No hubo mucho tiempo de paz para el Convento. La guerra de Sucesión se ensañó con el monasterio que ya estaba terminado, teniendo la categoría de convento. El 28 y 29 de enero de 1705 las tropas del archiduque Carlos saquearon el Convento y le prendieron fuego, teniendo que huir los frailes a los pueblos vecinos. El motivo fue que acusaron a la Comunidad de esconder al conde de Cifuentes, enemigo del archiduque.
En octubre de 1706 se inicia la reconstrucción del Desierto. Después de varios años de azarosa vida el convento y sus religiosos gozan de un periodo de reconstrucción y prosperidad, terminándose de construir la iglesia en 1728.
Pero con la guerra de la Independencia los religiosos se vieron obligados a abandonar el convento en 1809, saqueando el edificio las tropas de Napoleón, robando parte de la biblioteca y prendiéndole fuego. Terminada la guerra, en un clima de crisis económica y con tiempos difíciles por la inestabilidad política ya no fue posible volver a rehabilitar el Convento.
En 1835 se produce el fin. Con la desamortización de Mendizábal todos los bienes religiosos pasan a manos privadas. El nuevo propietario Antonio Calbo cultiva las tierras pero deja el convento en el más absoluto abandono.

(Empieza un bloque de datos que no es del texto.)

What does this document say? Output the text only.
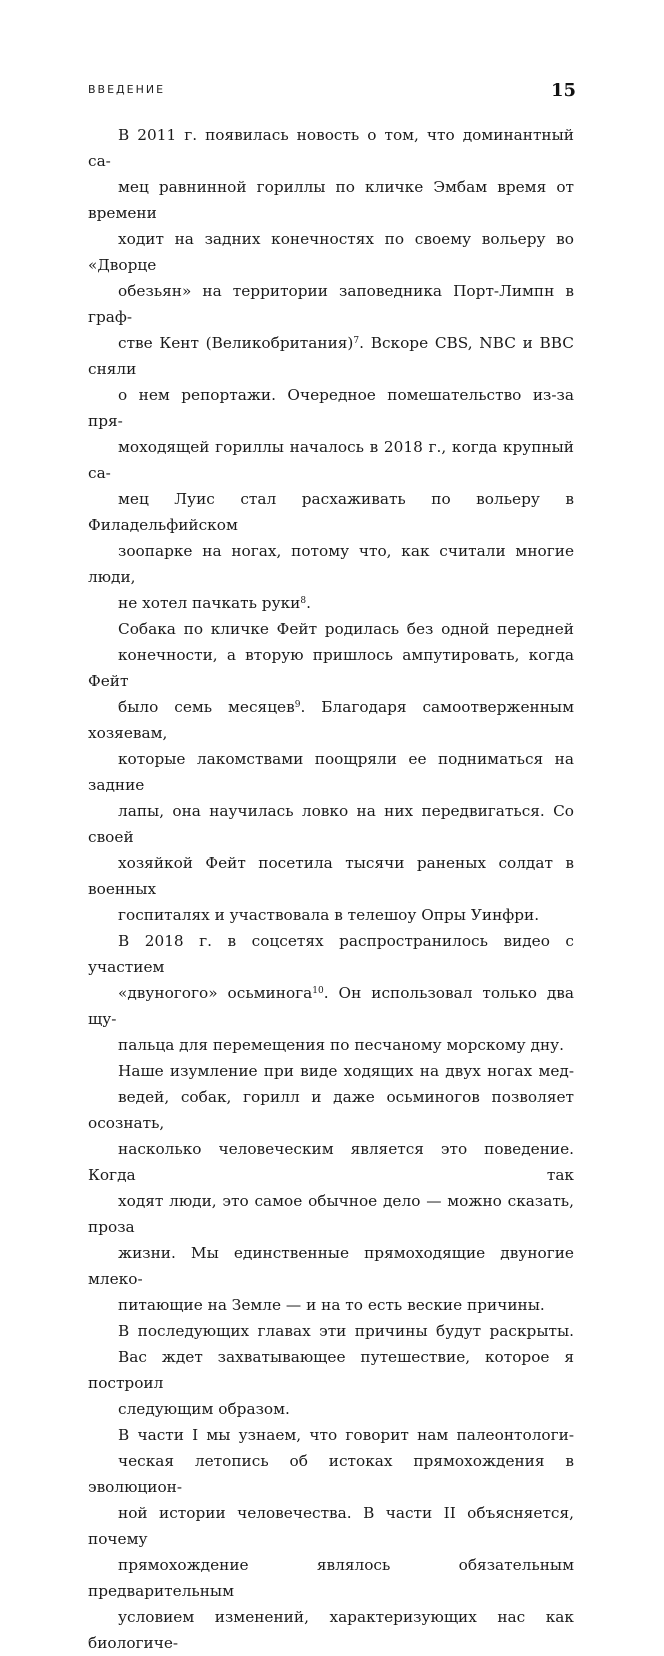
ВВЕДЕНИЕ	15
В 2011 г. появилась новость о том, что доминантный са-
мец равнинной гориллы по кличке Эмбам время от времени
ходит на задних конечностях по своему вольеру во «Дворце
обезьян» на территории заповедника Порт-Лимпн в граф-
стве Кент (Великобритания)$^7$. Вскоре CBS, NBC и BBC сняли
о нем репортажи. Очередное помешательство из-за пря-
моходящей гориллы началось в 2018 г., когда крупный са-
мец Луис стал расхаживать по вольеру в Филадельфийском
зоопарке на ногах, потому что, как считали многие люди,
не хотел пачкать руки$^8$.
Собака по кличке Фейт родилась без одной передней
конечности, а вторую пришлось ампутировать, когда Фейт
было семь месяцев$^9$. Благодаря самоотверженным хозяевам,
которые лакомствами поощряли ее подниматься на задние
лапы, она научилась ловко на них передвигаться. Со своей
хозяйкой Фейт посетила тысячи раненых солдат в военных
госпиталях и участвовала в телешоу Опры Уинфри.
В 2018 г. в соцсетях распространилось видео с участием
«двуногого» осьминога$^{10}$. Он использовал только два щу-
пальца для перемещения по песчаному морскому дну.
Наше изумление при виде ходящих на двух ногах мед-
ведей, собак, горилл и даже осьминогов позволяет осознать,
насколько человеческим является это поведение. Когда так
ходят люди, это самое обычное дело — можно сказать, проза
жизни. Мы единственные прямоходящие двуногие млеко-
питающие на Земле — и на то есть веские причины.
В последующих главах эти причины будут раскрыты.
Вас ждет захватывающее путешествие, которое я построил
следующим образом.
В части I мы узнаем, что говорит нам палеонтологи-
ческая летопись об истоках прямохождения в эволюцион-
ной истории человечества. В части II объясняется, почему
прямохождение являлось обязательным предварительным
условием изменений, характеризующих нас как биологиче-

Antes de salir los frailes del monasterio algunos de los bienes fueron repartidos entre las parroquias lindantes. Así el retablo mayor es llevado al templo del Pilar de Calanda, destruido luego durante la pasada guerra civil y las dos campañas del convento, también se las llevaron para el Pilar, siendo pagadas por el mayoral. Una de ellas fue rajada por un cañonazo en 1838 durante las guerras carlistas. Ambas fueron tiradas del campanario en 1936 y desechas en Barcelona para fines bélicos.